Cas is cleaning up netbox and we will try it again.

+mwdebug1002                              1H IN A 10.64.0.93                                                                                
+mwdebug1002                              1H IN A 208.80.154.6                                                                              
+mwdebug1002                              1H IN AAAA 2620:0:861:1:208:80:154:6                                                              
+mwdebug1002                              1H IN AAAA 2620:0:861:101:10:64:0:46                                                              
+mwdebug1002                              1H IN AAAA 2620:0:861:101:10:64:0:93                                                              
 mwdebug1003                              1H IN A 10.64.32.9                                                                                
 mwdebug1003                              1H IN AAAA 2620:0:861:103:10:64:32:9

I've successfully got makevm to work as expected after deleting the IP addresses for mwdebug1002 that were left behind by the DNS generation at the decom step failing. That code failure in the DNS generation may be some vm/physical confusion, but it's not obvious from the code why this would have happened.

To be clear about the timeline:

  • Daniel attempted to reimage ganeti host which failed
  • Attempted to reboot ganeti host which failed
  • Attempted to decom ganeti host which mostly worked (the host was removed, but DNS generation failed)
  • Attempted to create a new ganeti host under the name (which added a public IP address for some reason) and was aborted at DNS generation due to weird diff above
  • Repeated attempt, aborted for same reason
  • I removed IP addresses from Netbox and reattempted makevm which worked.

So I think Daniel is unblocked, but there are open questions:

  • Why did decom fail for this box?
  • Why would makevm get a public address if the private address already existed, and/or why would it do this at all if --network private is passed? Or did this happen?

Also there's a notable UX issue with makevm, in that when prompted to review the diff from the DNS generation, aborting does not actually clean up the changes that happened prior, so the addresses, like it or not have already been allocated, which is not entirely the expected behavior.

This is also not an expected use case (basically recreating the same box), but I think it's a reasonable use case which currently may always necessitate some manual cleanup of leftover IPs - it might be better to be able to use makevm to create a new VM with existing IPs as an option. There could be safeguards like checking if the IP is currently unconnected to a VM and there is no ganeti host under the name requested, but it seems a reasonable compromise.

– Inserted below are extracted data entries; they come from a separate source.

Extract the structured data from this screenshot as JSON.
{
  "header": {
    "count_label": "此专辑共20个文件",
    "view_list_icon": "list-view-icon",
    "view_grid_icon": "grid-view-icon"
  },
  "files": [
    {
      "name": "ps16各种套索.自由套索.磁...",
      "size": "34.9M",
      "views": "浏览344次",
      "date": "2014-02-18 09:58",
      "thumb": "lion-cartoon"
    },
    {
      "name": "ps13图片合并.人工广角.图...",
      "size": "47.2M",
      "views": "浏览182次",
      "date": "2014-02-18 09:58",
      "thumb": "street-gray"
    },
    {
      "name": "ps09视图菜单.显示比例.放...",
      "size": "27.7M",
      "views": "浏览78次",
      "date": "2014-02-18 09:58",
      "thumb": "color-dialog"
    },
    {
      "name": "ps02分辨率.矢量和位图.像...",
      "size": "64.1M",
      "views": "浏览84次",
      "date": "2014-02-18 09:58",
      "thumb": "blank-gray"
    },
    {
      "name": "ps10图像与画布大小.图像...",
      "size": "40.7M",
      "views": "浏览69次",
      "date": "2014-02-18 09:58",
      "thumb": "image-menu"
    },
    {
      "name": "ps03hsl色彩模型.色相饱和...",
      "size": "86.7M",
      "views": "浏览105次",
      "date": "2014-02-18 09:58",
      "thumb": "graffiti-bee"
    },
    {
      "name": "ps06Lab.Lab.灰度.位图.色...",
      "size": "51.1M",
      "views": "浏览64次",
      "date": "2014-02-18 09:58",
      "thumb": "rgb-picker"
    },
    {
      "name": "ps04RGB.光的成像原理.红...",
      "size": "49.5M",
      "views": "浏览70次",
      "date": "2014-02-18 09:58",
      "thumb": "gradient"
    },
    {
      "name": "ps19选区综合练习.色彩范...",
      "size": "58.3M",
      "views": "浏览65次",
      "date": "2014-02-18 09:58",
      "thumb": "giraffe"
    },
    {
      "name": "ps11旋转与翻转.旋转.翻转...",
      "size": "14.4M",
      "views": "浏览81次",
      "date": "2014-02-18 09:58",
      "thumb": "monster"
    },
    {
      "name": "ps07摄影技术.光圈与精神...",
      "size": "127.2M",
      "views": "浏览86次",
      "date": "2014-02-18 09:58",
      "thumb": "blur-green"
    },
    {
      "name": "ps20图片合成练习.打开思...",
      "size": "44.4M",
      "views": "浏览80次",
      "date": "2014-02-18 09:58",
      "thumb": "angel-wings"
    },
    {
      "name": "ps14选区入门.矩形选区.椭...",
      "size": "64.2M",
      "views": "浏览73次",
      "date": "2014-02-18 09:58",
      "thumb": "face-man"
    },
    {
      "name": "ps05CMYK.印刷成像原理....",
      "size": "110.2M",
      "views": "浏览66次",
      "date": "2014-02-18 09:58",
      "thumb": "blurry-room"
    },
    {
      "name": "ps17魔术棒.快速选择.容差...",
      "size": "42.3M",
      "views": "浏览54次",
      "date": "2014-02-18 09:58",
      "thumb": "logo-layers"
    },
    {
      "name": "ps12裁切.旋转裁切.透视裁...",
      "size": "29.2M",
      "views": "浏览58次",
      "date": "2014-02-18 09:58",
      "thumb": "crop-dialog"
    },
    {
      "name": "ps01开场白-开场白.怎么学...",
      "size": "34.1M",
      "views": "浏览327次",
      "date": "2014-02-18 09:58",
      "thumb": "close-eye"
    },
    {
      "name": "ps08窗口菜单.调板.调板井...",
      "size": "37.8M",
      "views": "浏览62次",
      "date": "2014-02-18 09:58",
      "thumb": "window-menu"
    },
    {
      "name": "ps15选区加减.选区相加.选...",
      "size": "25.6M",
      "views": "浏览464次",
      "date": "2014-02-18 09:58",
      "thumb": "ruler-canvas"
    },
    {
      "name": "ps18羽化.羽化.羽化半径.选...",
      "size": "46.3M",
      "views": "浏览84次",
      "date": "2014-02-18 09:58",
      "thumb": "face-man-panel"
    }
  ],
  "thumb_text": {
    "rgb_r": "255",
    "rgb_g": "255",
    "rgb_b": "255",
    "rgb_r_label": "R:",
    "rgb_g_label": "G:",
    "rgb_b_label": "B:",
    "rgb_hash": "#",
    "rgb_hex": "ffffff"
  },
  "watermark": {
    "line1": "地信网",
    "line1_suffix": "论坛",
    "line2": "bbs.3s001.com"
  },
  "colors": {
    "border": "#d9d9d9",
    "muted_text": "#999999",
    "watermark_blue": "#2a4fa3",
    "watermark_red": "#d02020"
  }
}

Yes the addition of a revert of netbox changes on failure in the makevm cookbook was already in the TODO, I didn't check if it has already a task but is something we should definitely do.

@crusnov Anything I should do for this task?

for the record, yes, I am unblocked and this issue did NOT show up when I reimaged mwdebug1001. Simply because that VM came back from reboot as normally expected. So that did not trigger trying to delete a VM.

The issue that stays though is if this will happen again when the next VM is decom'ed.

Change 668505 had a related patch set uploaded (by Volans; owner: Volans):
[operations/cookbooks@master] sre.hosts.decommission: temporary fix for Netbox

https://gerrit.wikimedia.org/r/668505

Change 668505 merged by jenkins-bot:
[operations/cookbooks@master] sre.hosts.decommission: temporary fix for Netbox

https://gerrit.wikimedia.org/r/668505

Volans claimed this task.

The additional sleep in the above patch should have workaround the issue. Resolving it for now, feel free to reopen if it happens again.